City Council Approves $12.7 Million Bond for Gas Network
The Homer City Council has approved a bond ordinance totaling 12.7 million dollars. The Kenai Peninsula Borough would purchase the bond, which translates into a loan to the City of Homer. That money would then be used for construction on the natural gas trunk line and distribution system with Enstar Natural Gas Company.
The city had been investigating funding sources for the project for the last few months. And with a 4 percent interest rate, the Kenai Peninsula Borough was considered the most attractive option. The Borough Assembly still must approve this loan agreement in order to move forward with the plan. That could happen during its March 19 meeting.
The repayment plan spelled out in the ordinance allows the City of Homer 12 years to pay the Borough back. The first two years will be interest-only payments. City Attorney Thomas Klinkner explains.
“The first payment will be interest only because they will be payable while the project is under construction and before assessments are levied, which only happens after the project is completed. Those payments will be due in 2014 and 2015. Then there will be 10 payments of principal and interest commencing in 2016 and concluding in 2025,” City Attorney Thomas Klinker said.

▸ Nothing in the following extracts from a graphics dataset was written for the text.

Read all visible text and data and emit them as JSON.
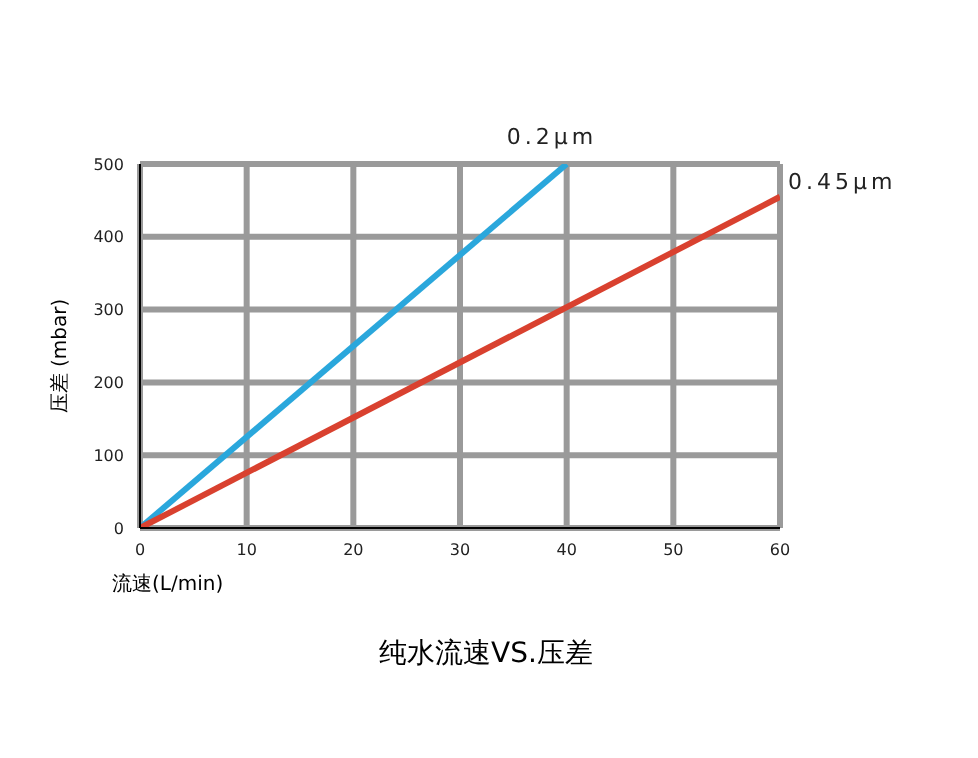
{
  "chart_data": {
    "type": "line",
    "title": "纯水流速VS.压差",
    "xlabel": "流速(L/min)",
    "ylabel": "压差 (mbar)",
    "xlim": [
      0,
      60
    ],
    "xticks": [
      0,
      10,
      20,
      30,
      40,
      50,
      60
    ],
    "ylim": [
      0,
      500
    ],
    "yticks": [
      0,
      100,
      200,
      300,
      400,
      500
    ],
    "grid": true,
    "marker": "none",
    "line_style": "solid",
    "series": [
      {
        "name": "0.2μm",
        "color": "#2aa7dc",
        "x": [
          0,
          40
        ],
        "values": [
          0,
          500
        ]
      },
      {
        "name": "0.45μm",
        "color": "#d9412f",
        "x": [
          0,
          60
        ],
        "values": [
          0,
          455
        ]
      }
    ]
  }
}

In order for the city to pay down the principal of the loan, the ordinance states the city will levy assessments in the Homer Special Assessment District, or HSAD, depending on which happens later: 60 days after construction is completed, or the final bill is received from Enstar. The first assessments will be due either 60 days after the fee is levied or March 1, 2016, whichever happens first.

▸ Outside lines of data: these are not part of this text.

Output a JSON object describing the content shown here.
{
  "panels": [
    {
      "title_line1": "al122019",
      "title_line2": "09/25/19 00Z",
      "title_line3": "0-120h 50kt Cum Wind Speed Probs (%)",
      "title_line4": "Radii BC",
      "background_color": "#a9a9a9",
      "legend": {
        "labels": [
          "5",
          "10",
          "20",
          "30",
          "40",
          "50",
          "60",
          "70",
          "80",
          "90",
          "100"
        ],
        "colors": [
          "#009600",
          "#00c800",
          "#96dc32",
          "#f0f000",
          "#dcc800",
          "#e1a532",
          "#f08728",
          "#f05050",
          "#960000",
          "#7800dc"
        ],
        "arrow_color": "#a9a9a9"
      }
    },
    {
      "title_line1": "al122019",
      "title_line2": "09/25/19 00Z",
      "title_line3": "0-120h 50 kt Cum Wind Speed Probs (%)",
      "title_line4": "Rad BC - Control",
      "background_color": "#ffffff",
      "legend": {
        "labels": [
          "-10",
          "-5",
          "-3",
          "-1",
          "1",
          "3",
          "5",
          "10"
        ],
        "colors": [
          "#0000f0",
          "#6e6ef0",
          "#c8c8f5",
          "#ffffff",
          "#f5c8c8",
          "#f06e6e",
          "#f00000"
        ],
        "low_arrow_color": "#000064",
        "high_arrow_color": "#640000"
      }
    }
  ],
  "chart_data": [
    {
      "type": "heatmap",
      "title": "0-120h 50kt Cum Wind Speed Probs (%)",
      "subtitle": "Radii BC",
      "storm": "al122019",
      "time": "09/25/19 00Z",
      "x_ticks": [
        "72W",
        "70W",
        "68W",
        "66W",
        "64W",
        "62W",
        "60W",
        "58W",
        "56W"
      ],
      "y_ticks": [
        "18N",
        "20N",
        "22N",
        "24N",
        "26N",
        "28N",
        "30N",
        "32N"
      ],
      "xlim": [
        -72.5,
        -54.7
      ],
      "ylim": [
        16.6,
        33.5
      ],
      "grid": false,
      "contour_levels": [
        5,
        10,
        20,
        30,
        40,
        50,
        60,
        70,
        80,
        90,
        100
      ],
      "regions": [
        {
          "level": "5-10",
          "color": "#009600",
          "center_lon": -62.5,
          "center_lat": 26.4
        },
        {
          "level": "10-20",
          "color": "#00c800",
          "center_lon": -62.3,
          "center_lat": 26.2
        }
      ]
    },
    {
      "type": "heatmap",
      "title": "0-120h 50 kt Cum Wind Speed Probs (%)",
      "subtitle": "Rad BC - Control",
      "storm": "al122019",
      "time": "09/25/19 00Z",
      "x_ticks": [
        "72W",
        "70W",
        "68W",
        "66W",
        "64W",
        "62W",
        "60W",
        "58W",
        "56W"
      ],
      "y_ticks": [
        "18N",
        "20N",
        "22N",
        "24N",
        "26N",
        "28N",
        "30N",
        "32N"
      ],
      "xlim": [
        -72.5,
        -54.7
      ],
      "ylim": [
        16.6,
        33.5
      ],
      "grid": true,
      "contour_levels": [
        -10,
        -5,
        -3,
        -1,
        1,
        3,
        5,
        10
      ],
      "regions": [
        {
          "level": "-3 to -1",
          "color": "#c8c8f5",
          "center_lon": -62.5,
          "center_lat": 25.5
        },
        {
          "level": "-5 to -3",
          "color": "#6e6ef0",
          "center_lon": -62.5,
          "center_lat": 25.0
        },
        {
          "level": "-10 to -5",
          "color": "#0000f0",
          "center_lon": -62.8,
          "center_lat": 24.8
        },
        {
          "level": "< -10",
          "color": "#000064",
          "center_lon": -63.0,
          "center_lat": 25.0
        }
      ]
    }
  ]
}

If a property owner inside the HSAD decides to pre-pay their assessment, that will affect the amortization, or overall repayment, of the loan.

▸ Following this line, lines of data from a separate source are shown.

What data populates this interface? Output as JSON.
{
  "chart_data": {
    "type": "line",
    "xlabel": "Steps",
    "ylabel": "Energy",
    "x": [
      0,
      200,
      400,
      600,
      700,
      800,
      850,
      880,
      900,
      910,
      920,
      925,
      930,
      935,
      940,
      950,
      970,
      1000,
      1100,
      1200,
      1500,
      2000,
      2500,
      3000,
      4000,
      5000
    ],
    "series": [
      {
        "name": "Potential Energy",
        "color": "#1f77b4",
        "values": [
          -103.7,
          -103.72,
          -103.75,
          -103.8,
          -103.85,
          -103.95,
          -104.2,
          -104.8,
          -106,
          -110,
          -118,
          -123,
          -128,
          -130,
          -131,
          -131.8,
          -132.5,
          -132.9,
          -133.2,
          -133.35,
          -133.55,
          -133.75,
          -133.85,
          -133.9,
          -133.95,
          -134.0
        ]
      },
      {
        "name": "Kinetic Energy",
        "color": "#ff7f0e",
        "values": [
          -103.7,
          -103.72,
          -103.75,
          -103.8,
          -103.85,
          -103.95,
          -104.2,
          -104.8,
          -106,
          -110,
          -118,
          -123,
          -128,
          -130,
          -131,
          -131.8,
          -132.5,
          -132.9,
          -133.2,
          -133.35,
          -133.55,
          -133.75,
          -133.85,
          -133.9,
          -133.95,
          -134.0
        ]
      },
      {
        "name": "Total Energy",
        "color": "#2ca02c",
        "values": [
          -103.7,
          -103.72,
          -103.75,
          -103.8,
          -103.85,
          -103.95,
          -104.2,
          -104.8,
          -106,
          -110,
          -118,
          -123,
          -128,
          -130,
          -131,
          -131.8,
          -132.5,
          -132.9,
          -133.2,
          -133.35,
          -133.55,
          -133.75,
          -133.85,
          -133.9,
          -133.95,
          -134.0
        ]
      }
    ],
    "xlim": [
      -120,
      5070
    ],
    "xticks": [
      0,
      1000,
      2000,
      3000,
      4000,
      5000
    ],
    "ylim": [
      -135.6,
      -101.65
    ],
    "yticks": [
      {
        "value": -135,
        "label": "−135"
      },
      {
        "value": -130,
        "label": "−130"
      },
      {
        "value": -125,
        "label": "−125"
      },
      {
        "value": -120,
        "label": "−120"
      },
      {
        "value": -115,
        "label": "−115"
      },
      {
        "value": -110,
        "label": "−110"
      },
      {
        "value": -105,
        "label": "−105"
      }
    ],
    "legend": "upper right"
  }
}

“That pre-payment will be directed automatically to pre-pay principal of the bond. And when that principal is pre-paid… then the amortization will be readjusted so that the payments remain equal over the repayment period,” Klinker said.
The city also is required to create two separate funds as part of the ordinance. One is called a “sinking fund” while the other is a “reserve fund”.
“The sinking fund is a fund into which assessments payments from properties in the assessment district will be paid as they are received. The reserve fund is a fund that’s provided to secure repayment of the loan in the event that assessments become delinquent and there is insufficient money in the sinking fund from assessment payments to make debt service payments on the bond when they are due,” Klinker said. “In that case, the reserve fund would be drawn upon to make up any deficiency in the amount available for the payment due to the Borough at that time.”
The bond ordinance passed unanimously during the Homer City Council meeting Monday night. Toward the end of that meeting, Mayor Beth Wythe had one last question for Klinkner.
“If the council were to, in the end analysis, make a substantial change to the manner in which they determine the roll or the assessment, would they be required to go back then and have an objection period,” she asked.
Wythe said she was thinking specifically about the assessment levied on condo owners within the HSAD. Klinkner said it would be possible to do that, but it must happen before the city enters into a construction agreement with Enstar. The approval of that contract was postponed during Monday night’s meeting because City Manager Walt Wrede said there is one sticking point the two parties are still negotiating. Wrede would not give specifics about the issue because talks are ongoing.
The city council will likely discuss the construction contract again during the March 11 meeting.